Reactions of Alkenes
Alkenes, and in particular terminal alkenes, are readily prepared (e.g. J. Org. Chem. 1997, 62, 9342. DOI: 10.1021/jo9710386), and are unreactive enough that they can be carried through several steps of a synthesis without protection. Reactions that are specific to alkenes are therefore of particular importance. Stephen M. Goldup of the University of Southampton devised (Org. Biomol. Chem. 2016, 14, 5622. DOI: 10.1039/C6OB00692B) what appears to be a general protocol for the anti-Markovnikov addition of HBr to an alkene, as illustrated by the conversion of 1 to 2. Hajime Ito of Hokkaido University established (Chem. Commun. 2016, 52, 5916. DOI: 10.1039/C6CC00782A) a procedure for the Markovnikov hydroboration of 3 to 4. Donald A. Watson of the University of Delaware developed (J. Am. Chem. Soc. 2016, 138, 5539. DOI: 10.1021/jacs.6b02914) the Heck-like borylation of 5 to 6. Michael P. Shaver and Stephen P. Thomas of the University of Edinburgh effected (Chem. Asian J. 2016, 11, 977, DOI: 10.1002/asia.201501098; Chem. Sci. 2016, 7, 3031, DOI: 10.1039/C5SC04471E) the amination of 8 to 9. Sunliang Cui of Zhejiang University also reported (Org. Lett. 2016, 18, 128. DOI: 10.1021/acs.orglett.5b03317) a procedure (not illustrated) for the Markovnikov amination of an alkene.
Keisuke Yoshida and Ken-ichi Takao of Keio University converted (Adv. Synth. Catal. 2016, 358, 1886. DOI: 10.1002/adsc.201600209) the epoxide 10 into the protected chlorohydrin 12. Kilian Muñiz of ICIQ effected (Org. Lett. 2016, 18, 2998, DOI: 10.1021/acs.orglett.6b01368; Chem. Eur. J. 2016, 22, 7367, DOI: 10.1002/chem.201601128) the oxidative bis-amination of 13 to give 14. Arumugam Sudalai of the National Chemical Laboratory converted (Org. Lett. 2016, 18, 500. DOI: 10.1021/acs.orglett.5b03540) the alkene 13 directly to the imido ketone 16. John Hartwig of the University of California, Berkeley, observed (J. Am. Chem. Soc. 2016, 138, 762. DOI: 10.1021/jacs.5b12153) high regioselectivity and diastereoselectivity in the formation of 18 by the Ir-catalyzed borylation of an alkyl silane, itself the product of direct silylation of the alkene 17.

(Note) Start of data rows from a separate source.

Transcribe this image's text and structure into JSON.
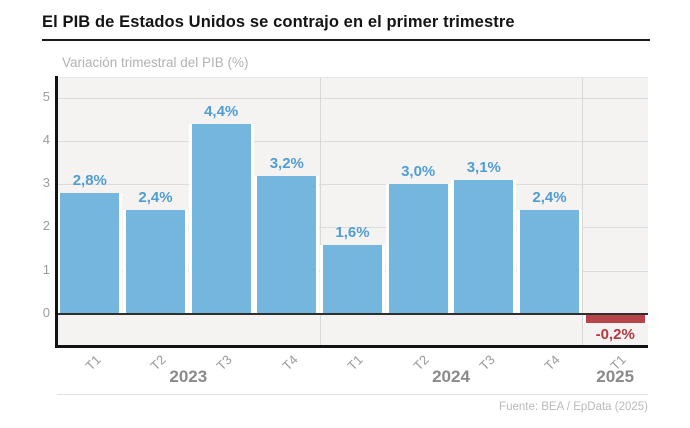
{
  "header": {
    "title": "El PIB de Estados Unidos se contrajo en el primer trimestre",
    "subtitle": "Variación trimestral del PIB (%)"
  },
  "footer": {
    "source": "Fuente: BEA / EpData (2025)"
  },
  "chart_data": {
    "type": "bar",
    "title": "El PIB de Estados Unidos se contrajo en el primer trimestre",
    "ylabel": "Variación trimestral del PIB (%)",
    "categories": [
      "T1",
      "T2",
      "T3",
      "T4",
      "T1",
      "T2",
      "T3",
      "T4",
      "T1"
    ],
    "year_groups": [
      {
        "label": "2023",
        "span": 4
      },
      {
        "label": "2024",
        "span": 4
      },
      {
        "label": "2025",
        "span": 1
      }
    ],
    "values": [
      2.8,
      2.4,
      4.4,
      3.2,
      1.6,
      3.0,
      3.1,
      2.4,
      -0.2
    ],
    "value_labels": [
      "2,8%",
      "2,4%",
      "4,4%",
      "3,2%",
      "1,6%",
      "3,0%",
      "3,1%",
      "2,4%",
      "-0,2%"
    ],
    "yticks": [
      0,
      1,
      2,
      3,
      4,
      5
    ],
    "ylim": [
      -0.76,
      5.45
    ],
    "grid": true,
    "legend": "none",
    "colors": {
      "bar_positive": "#74b6de",
      "bar_negative": "#b8434a",
      "label_positive": "#4f9ed3",
      "label_negative": "#b5383f"
    }
  }
}
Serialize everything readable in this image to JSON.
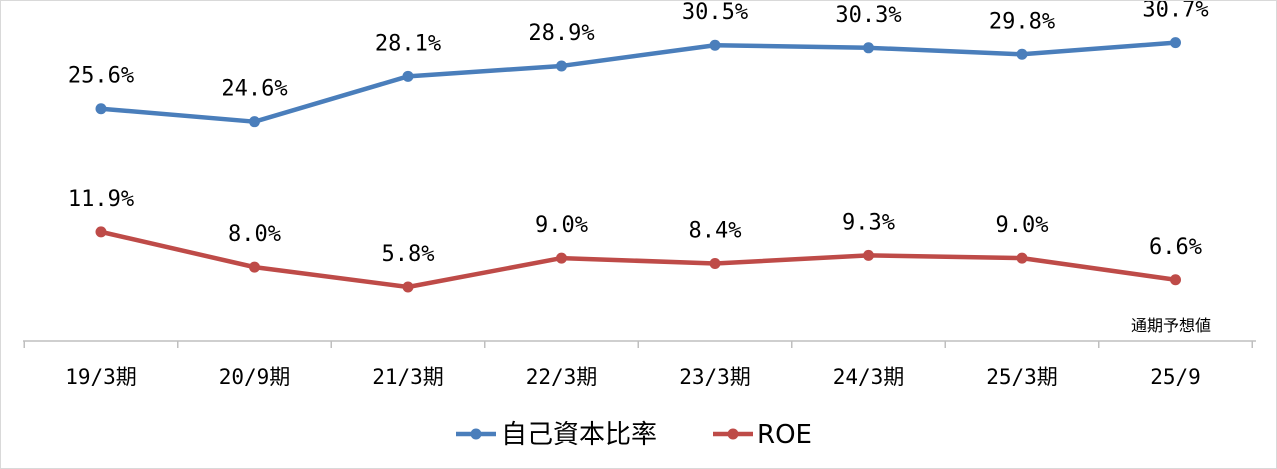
{
  "chart_data": {
    "type": "line",
    "categories": [
      "19/3期",
      "20/9期",
      "21/3期",
      "22/3期",
      "23/3期",
      "24/3期",
      "25/3期",
      "25/9"
    ],
    "series": [
      {
        "name": "自己資本比率",
        "values": [
          25.6,
          24.6,
          28.1,
          28.9,
          30.5,
          30.3,
          29.8,
          30.7
        ],
        "labels": [
          "25.6%",
          "24.6%",
          "28.1%",
          "28.9%",
          "30.5%",
          "30.3%",
          "29.8%",
          "30.7%"
        ],
        "color": "#4a7ebb"
      },
      {
        "name": "ROE",
        "values": [
          11.9,
          8.0,
          5.8,
          9.0,
          8.4,
          9.3,
          9.0,
          6.6
        ],
        "labels": [
          "11.9%",
          "8.0%",
          "5.8%",
          "9.0%",
          "8.4%",
          "9.3%",
          "9.0%",
          "6.6%"
        ],
        "color": "#be4b48"
      }
    ],
    "annotation": "通期予想値",
    "legend_position": "bottom",
    "grid": false
  }
}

Huanfeng Jiang of the South China University of Technology added (Chem. Commun. 2016, 52, 2628. DOI: 10.1039/C5CC08867D) acetate to the alkene 19 under oxidation conditions, to give the γ-lactone 20. Jin Kun Cha of Wayne State University showed (Tetrahedron Lett. 2016, 56, 3298. DOI: 10.1126/science.aae0427) that the product from Kulinkovich cyclopropanation of the alkene 21 could be selectively protected, then opened with NBS to give the bromo ketone 22. Bill Morandi of the Max-Planck-Institut für Kohlenforschung developed (Science 2016, 351, 832. DOI: 10.1126/science.aae0427) conditions for the reversible hydrocyanation of an alkene, converting 23 to 25 with the donor 24. Hua-Jian Xu of the Hefei University of Technology described (Chem. Commun. 2016, 52, 6793. DOI: 10.1039/C6CC01530A) an alternative protocol for alkene hydrocyanation. Yu Shibata and Ken Tanaka of the Tokyo Institute of Technology effected (Org. Lett. 2016, 18, 2934. DOI: 10.1021/acs.orglett.6b01288) the oxidative arylation of 13 with 26 to give 27.

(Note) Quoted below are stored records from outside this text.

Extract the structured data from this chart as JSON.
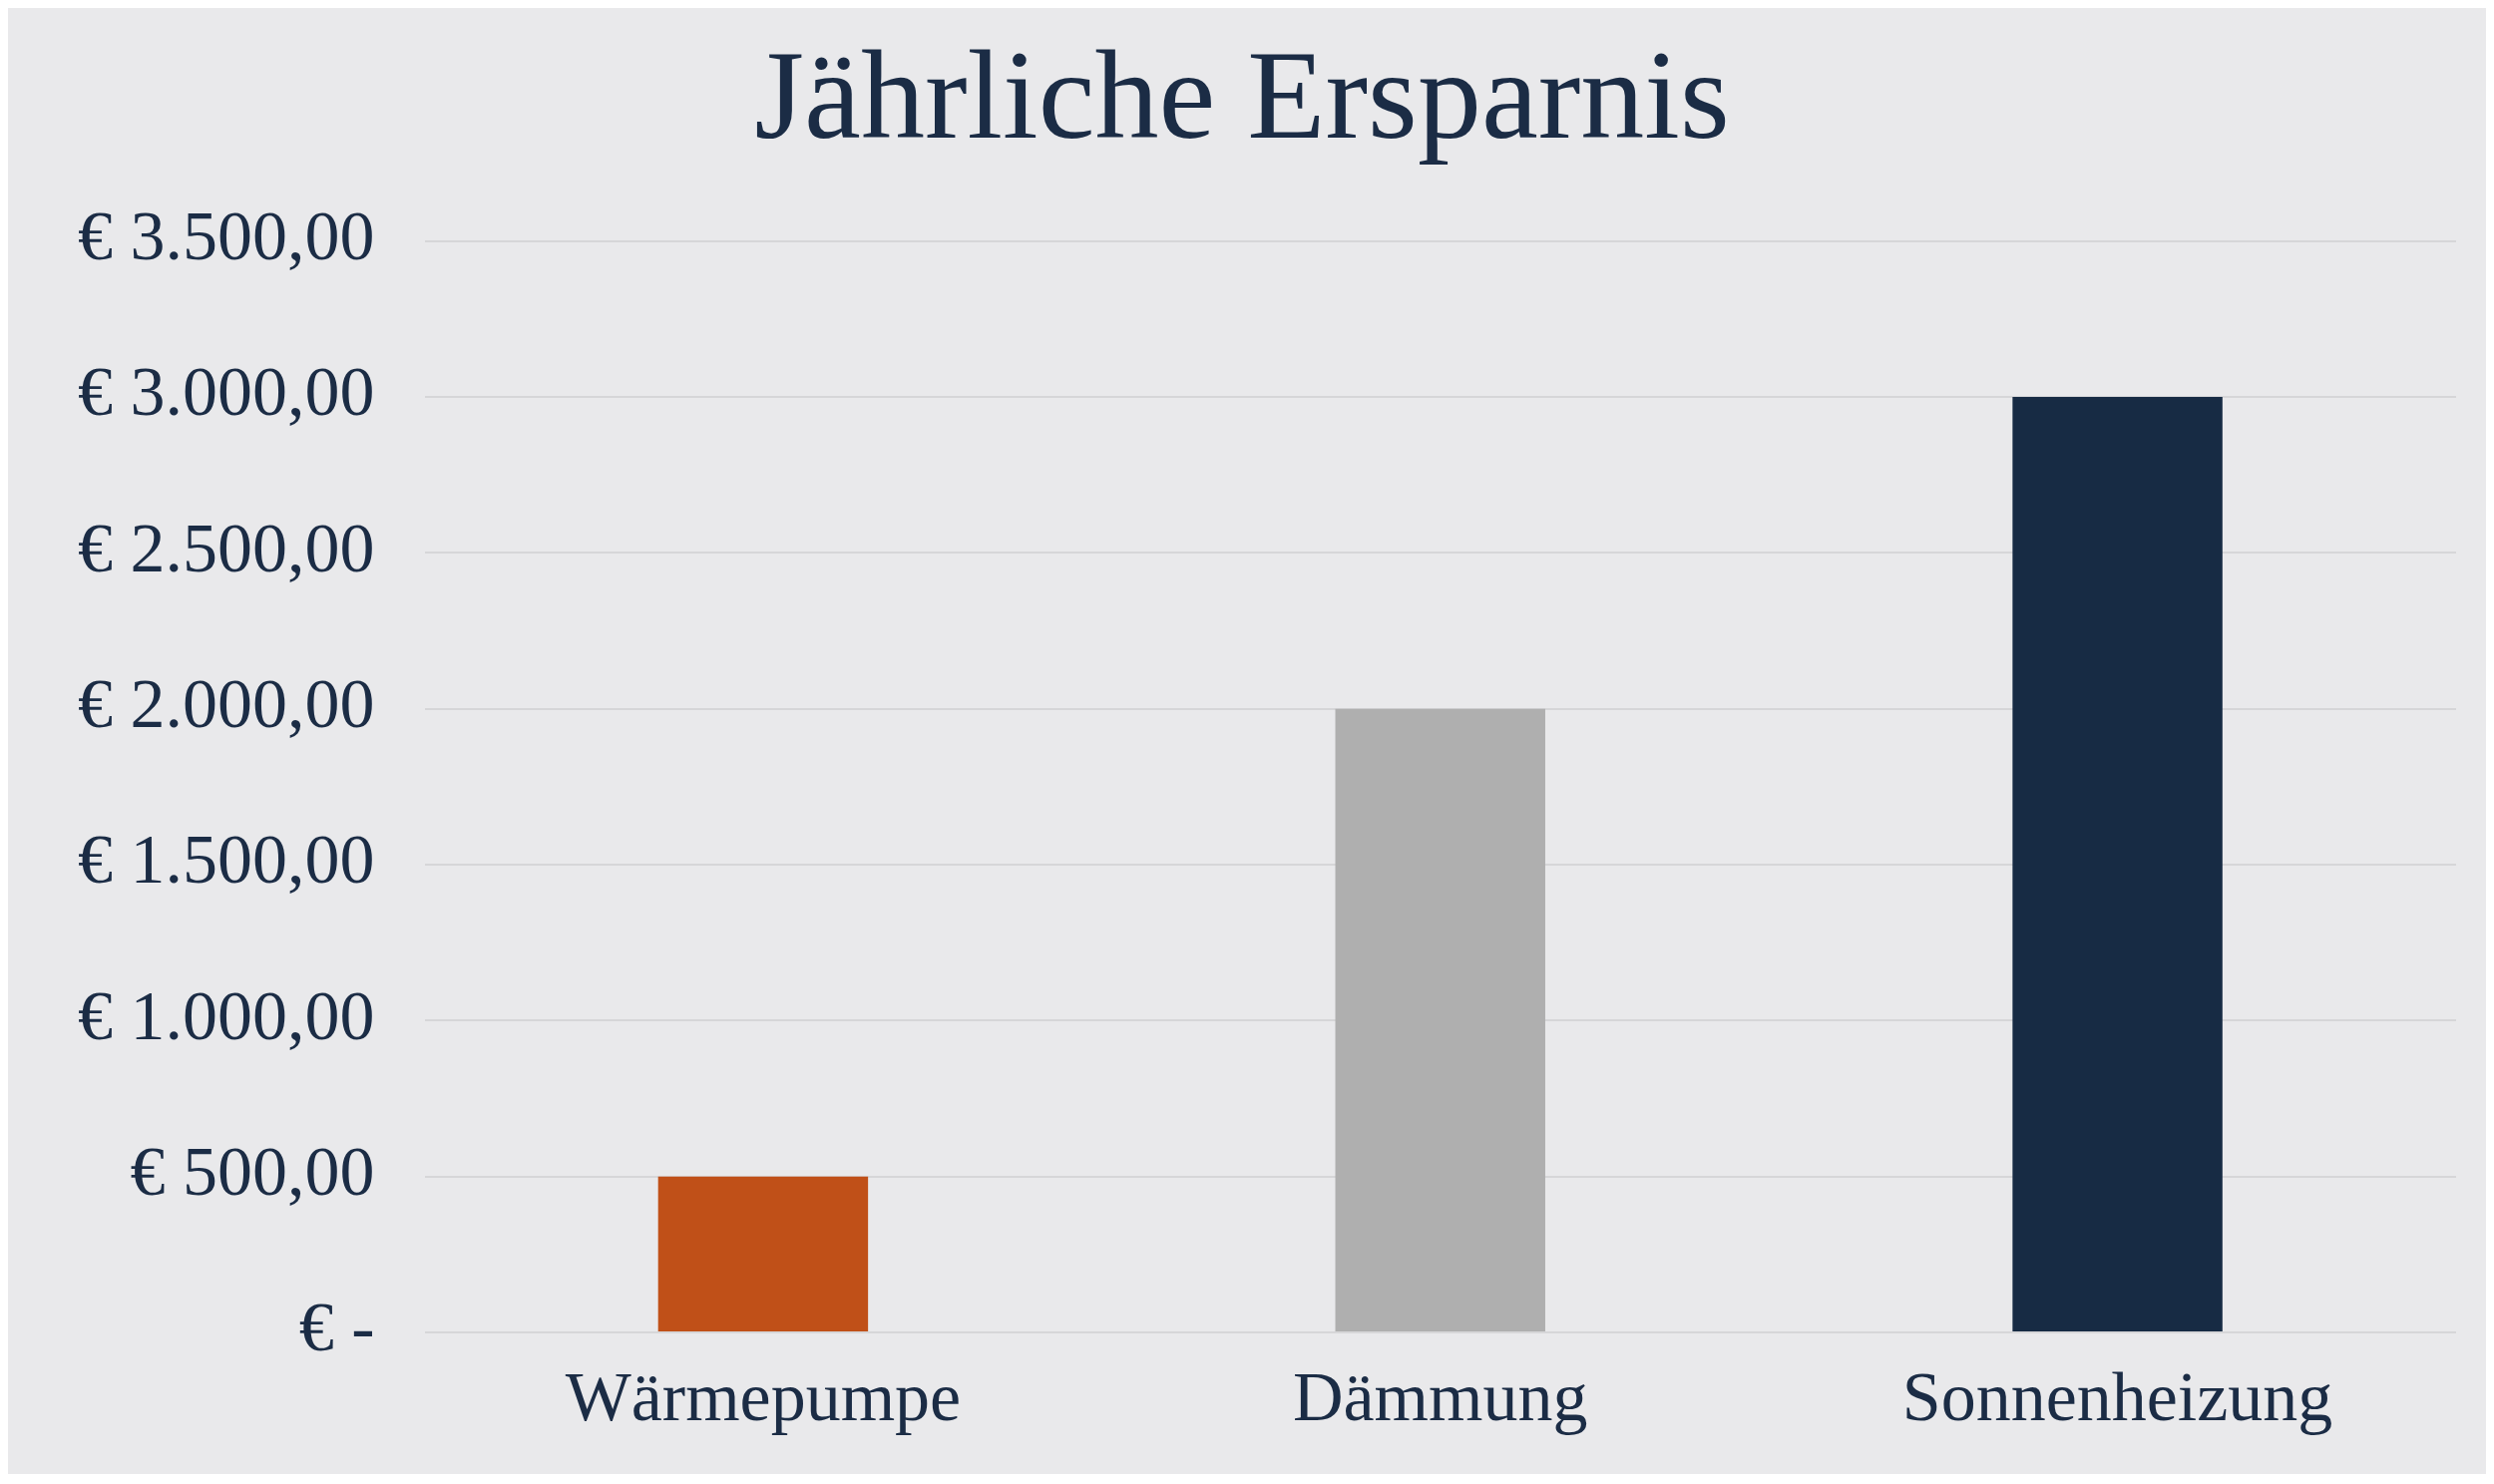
{
  "chart_data": {
    "type": "bar",
    "title": "Jährliche Ersparnis",
    "categories": [
      "Wärmepumpe",
      "Dämmung",
      "Sonnenheizung"
    ],
    "values": [
      500,
      2000,
      3000
    ],
    "colors": [
      "#c05018",
      "#afafaf",
      "#172b44"
    ],
    "ylim": [
      0,
      3500
    ],
    "yticks": [
      {
        "value": 0,
        "label": "€ -"
      },
      {
        "value": 500,
        "label": "€ 500,00"
      },
      {
        "value": 1000,
        "label": "€ 1.000,00"
      },
      {
        "value": 1500,
        "label": "€ 1.500,00"
      },
      {
        "value": 2000,
        "label": "€ 2.000,00"
      },
      {
        "value": 2500,
        "label": "€ 2.500,00"
      },
      {
        "value": 3000,
        "label": "€ 3.000,00"
      },
      {
        "value": 3500,
        "label": "€ 3.500,00"
      }
    ],
    "grid": "y",
    "legend": false
  }
}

Professor Cui also added (Org. Lett. 2016, 18, 2722. DOI: 10.1021/acs.orglett.6b01173) the p-quinone methide 29 to the alkene 28, leading to 30. Matthew S. Sigman of the University of Utah established (Org. Lett. 2016, 18, 1792. DOI: 10.1021/acs.orglett.6b00517) the net three-component coupling of the alkene 31, the alkenyl nonaflate 32, and the alkenyl boronic acid 33 to give the alkene 34.